Unfortunately, cancer has many contributing factors to its progression so it's statistically impossible to be able to discern with confidence at low excess radiation doses whether or not there is an excess of cancer incidence attributable to that excess dose (randomized controlled double blind studies would provide greater statistical power but are not done as already discussed).
We know this statistical limitation exists from day one. A cohort study will always have a statistical association threshold (SAT).

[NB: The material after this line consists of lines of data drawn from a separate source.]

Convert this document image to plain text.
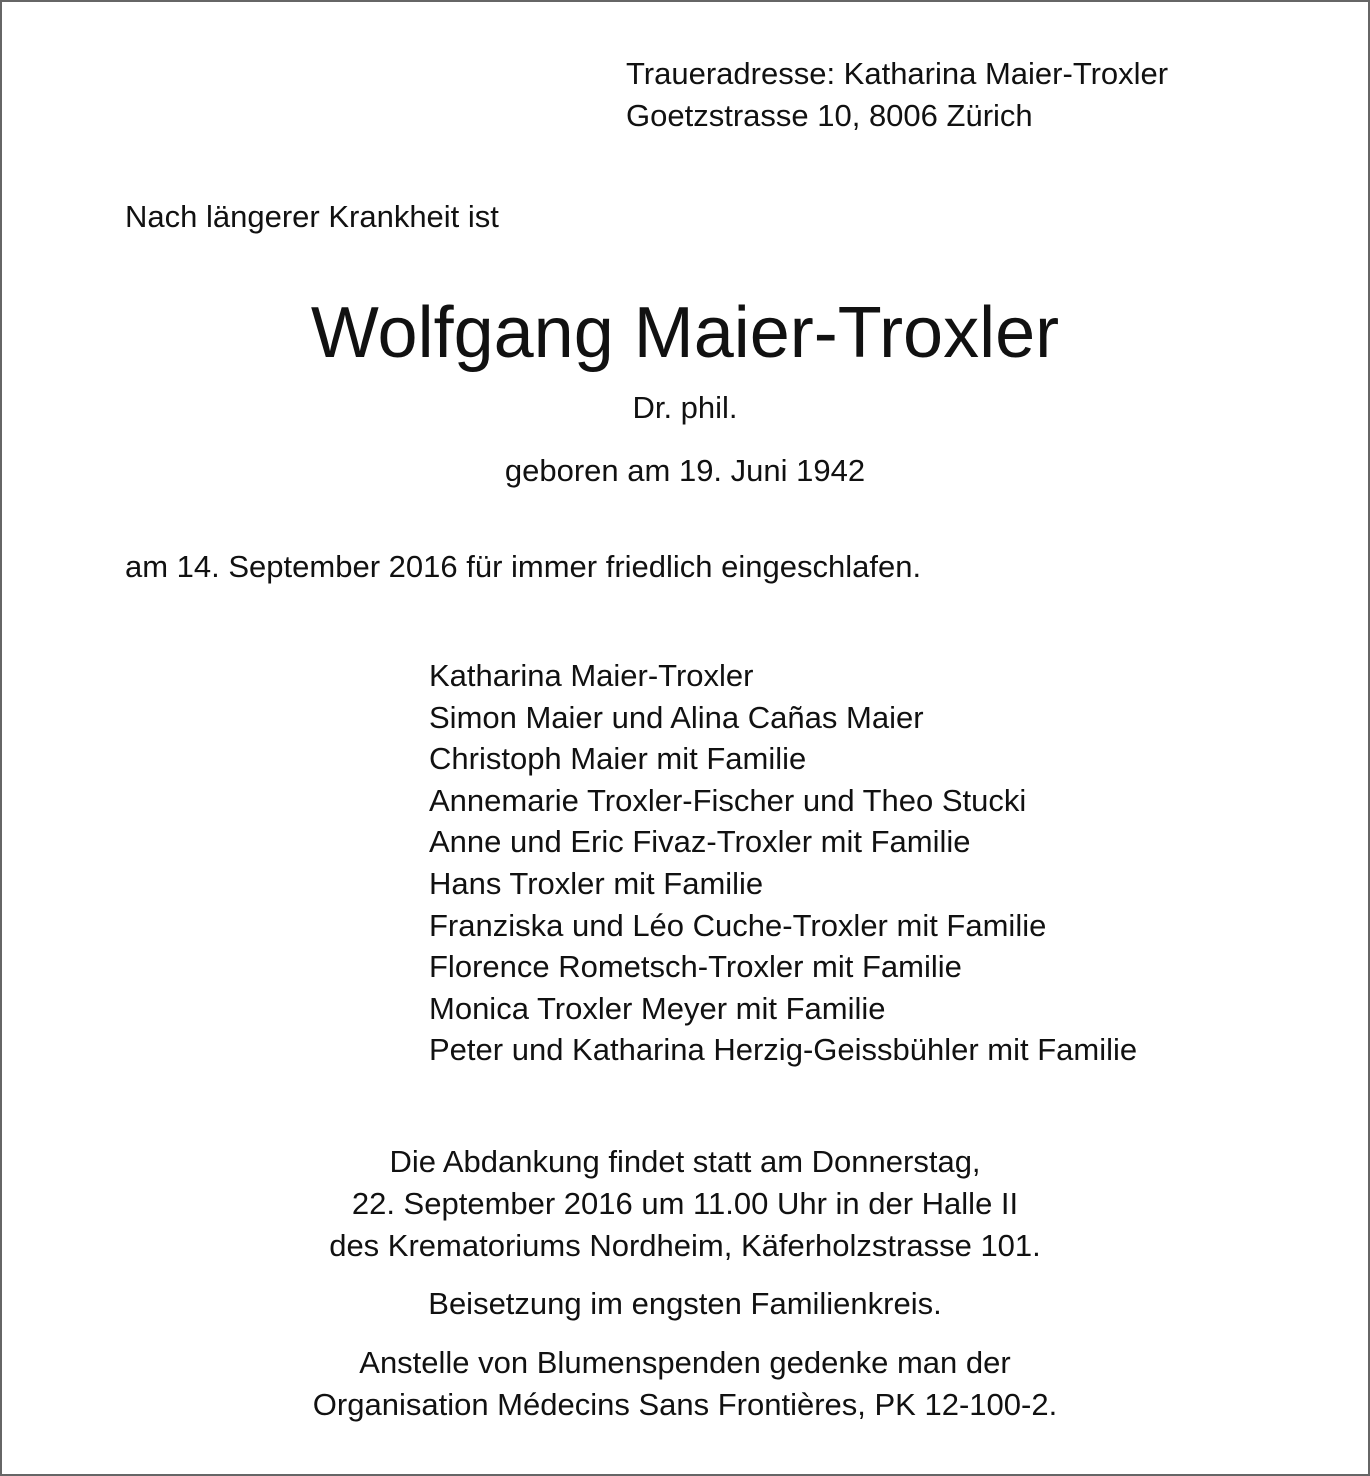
Traueradresse: Katharina Maier-Troxler
Goetzstrasse 10, 8006 Zürich
Nach längerer Krankheit ist
Wolfgang Maier-Troxler
Dr. phil.
geboren am 19. Juni 1942
am 14. September 2016 für immer friedlich eingeschlafen.
Katharina Maier-Troxler
Simon Maier und Alina Cañas Maier
Christoph Maier mit Familie
Annemarie Troxler-Fischer und Theo Stucki
Anne und Eric Fivaz-Troxler mit Familie
Hans Troxler mit Familie
Franziska und Léo Cuche-Troxler mit Familie
Florence Rometsch-Troxler mit Familie
Monica Troxler Meyer mit Familie
Peter und Katharina Herzig-Geissbühler mit Familie
Die Abdankung findet statt am Donnerstag,
22. September 2016 um 11.00 Uhr in der Halle II
des Krematoriums Nordheim, Käferholzstrasse 101.
Beisetzung im engsten Familienkreis.
Anstelle von Blumenspenden gedenke man der
Organisation Médecins Sans Frontières, PK 12-100-2.
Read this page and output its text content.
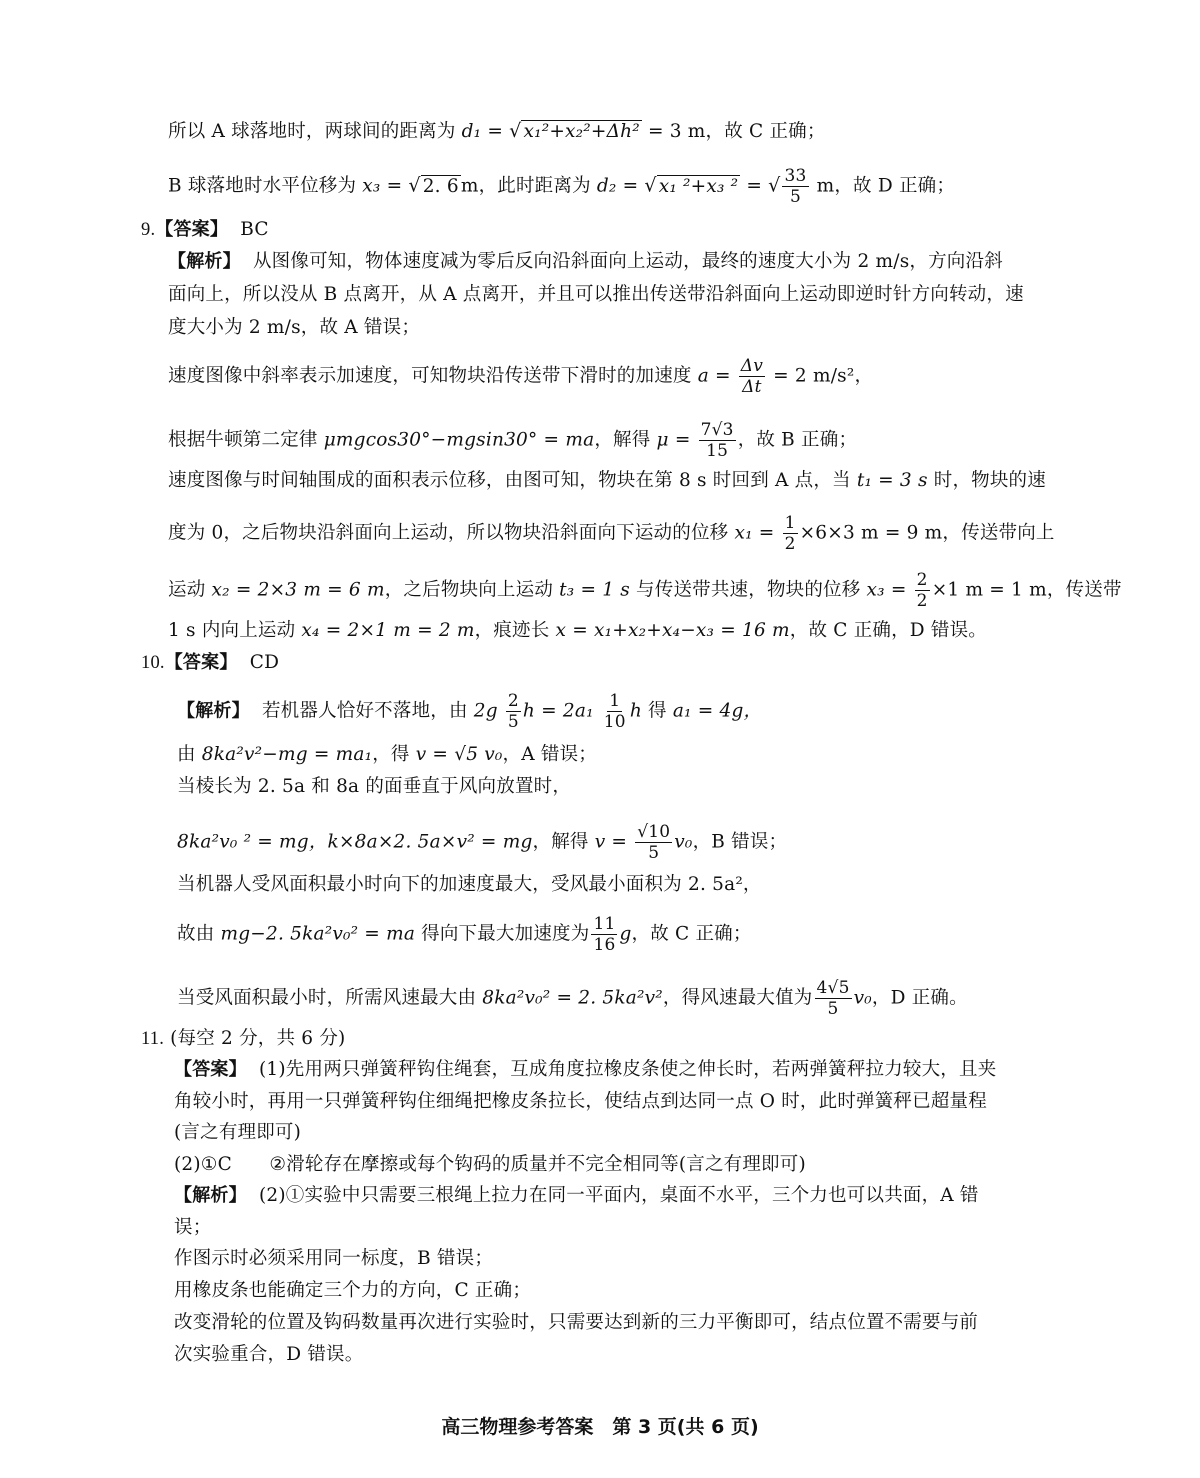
所以 A 球落地时，两球间的距离为 d₁ = √ x₁²+x₂²+Δh² = 3 m，故 C 正确；
B 球落地时水平位移为 x₃ = √ 2. 6 m，此时距离为 d₂ = √ x₁ ²+x₃ ² = √ $\frac{33}{5}$ m，故 D 正确；
9.【答案】 BC
【解析】 从图像可知，物体速度减为零后反向沿斜面向上运动，最终的速度大小为 2 m/s，方向沿斜
面向上，所以没从 B 点离开，从 A 点离开，并且可以推出传送带沿斜面向上运动即逆时针方向转动，速
度大小为 2 m/s，故 A 错误；
速度图像中斜率表示加速度，可知物块沿传送带下滑时的加速度 $a = \frac{\Delta v}{\Delta t} = 2$ m/s²，
根据牛顿第二定律 μmgcos30°−mgsin30° = ma，解得 $\mu = \frac{7√3}{15}$ ，故 B 正确；
速度图像与时间轴围成的面积表示位移，由图可知，物块在第 8 s 时回到 A 点，当 t₁ = 3 s 时，物块的速
度为 0，之后物块沿斜面向上运动，所以物块沿斜面向下运动的位移 $x_1 = \frac{1}{2} \times 6\times 3$ m = 9 m，传送带向上
运动 x₂ = 2×3 m = 6 m，之后物块向上运动 t₃ = 1 s 与传送带共速，物块的位移 $x_3 = \frac{2}{2} \times 1$ m = 1 m，传送带
1 s 内向上运动 x₄ = 2×1 m = 2 m，痕迹长 x = x₁+x₂+x₄−x₃ = 16 m，故 C 正确，D 错误。
10.【答案】 CD
【解析】 若机器人恰好不落地，由 $2g \frac{2}{5}$ $h = 2a_1 \frac{1}{10}$ h 得 a₁ = 4g，
由 8ka²v²−mg = ma₁，得 v = √5 v₀，A 错误；
当棱长为 2. 5a 和 8a 的面垂直于风向放置时，
8ka²v₀ ² = mg，k×8a×2. 5a×v² = mg，解得 $v = \frac{√10}{5} v_0$，B 错误；
当机器人受风面积最小时向下的加速度最大，受风最小面积为 2. 5a²，
故由 mg−2. 5ka²v₀² = ma 得向下最大加速度为 $\frac{11}{16}$ g，故 C 正确；
当受风面积最小时，所需风速最大由 8ka²v₀² = 2. 5ka²v²，得风速最大值为 $\frac{4√5}{5} v_0$，D 正确。
11. (每空 2 分，共 6 分)
【答案】 (1)先用两只弹簧秤钩住绳套，互成角度拉橡皮条使之伸长时，若两弹簧秤拉力较大，且夹
角较小时，再用一只弹簧秤钩住细绳把橡皮条拉长，使结点到达同一点 O 时，此时弹簧秤已超量程
(言之有理即可)
(2)①C　　②滑轮存在摩擦或每个钩码的质量并不完全相同等(言之有理即可)
【解析】 (2)①实验中只需要三根绳上拉力在同一平面内，桌面不水平，三个力也可以共面，A 错
误；
作图示时必须采用同一标度，B 错误；
用橡皮条也能确定三个力的方向，C 正确；
改变滑轮的位置及钩码数量再次进行实验时，只需要达到新的三力平衡即可，结点位置不需要与前
次实验重合，D 错误。
高三物理参考答案　第 3 页(共 6 页)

BEIR VII correctly examines "down the pyramid" for other sources of evidence (which will have all sorts of non-linearities) which might suggest a threshold or non-linearity below the SAT for excess cancer risk. They discuss in brief (see Public and Executive Summaries) and in detail (see full text) why they conclude that the best model of cancer incidence versus dose is the LNT model.
Of course various studies representing various pyramid layers are ongoing. When contemplating them, consider the "big picture" as described above. Don't fixate on a small number of lower tier studies just because they reinforce a bias you may have or because the mainstream media has headlined one of them.
UPDATED (05/01/12) - A good discussion on the strengths & weaknesses of LNT and how LNT relates to public policy.
UPDATED (06/21/12) - A couple of other fundamental concepts should be pointed out on the topic of the LNT model & radiation studies. LNT doesn't just apply to radiation and cancer it applies to all genotoxic carcinogens which includes some viruses and some chemicals like N-nitroso-N-methylurea. This is because if the substance can damage DNA, even though DNA can repair itself, it doesn't do so with 100% fidelity. So there isn't any threshold and the dose response has to be inferred from epidemiology. Some carcinogens are non-genotoxic, they don't damage the genome directly but work through other mechanisms like increasing cell proliferation or decreasing apoptosis (planned cell death). The non-genotoxic carcinogens (such as dioxin) typically have thresholds.
In regards to any particular epidemiological study keep in mind the Bradford-Hill criteria for causation. Apply these criteria to the study you're considering and it will give you a sense of the merit of that study compared with others.
UPDATED (06/23/12) - Here is a link to the abstract for the latest study on the Japanese atomic bomb survivors. You should be able to get a pdf version of the entire study if you search for the title. There appears to be an unexplained anomaly in the 0.3-0.7 Gy range with lower than expected risks, but higher than expected risks in the lower dose range.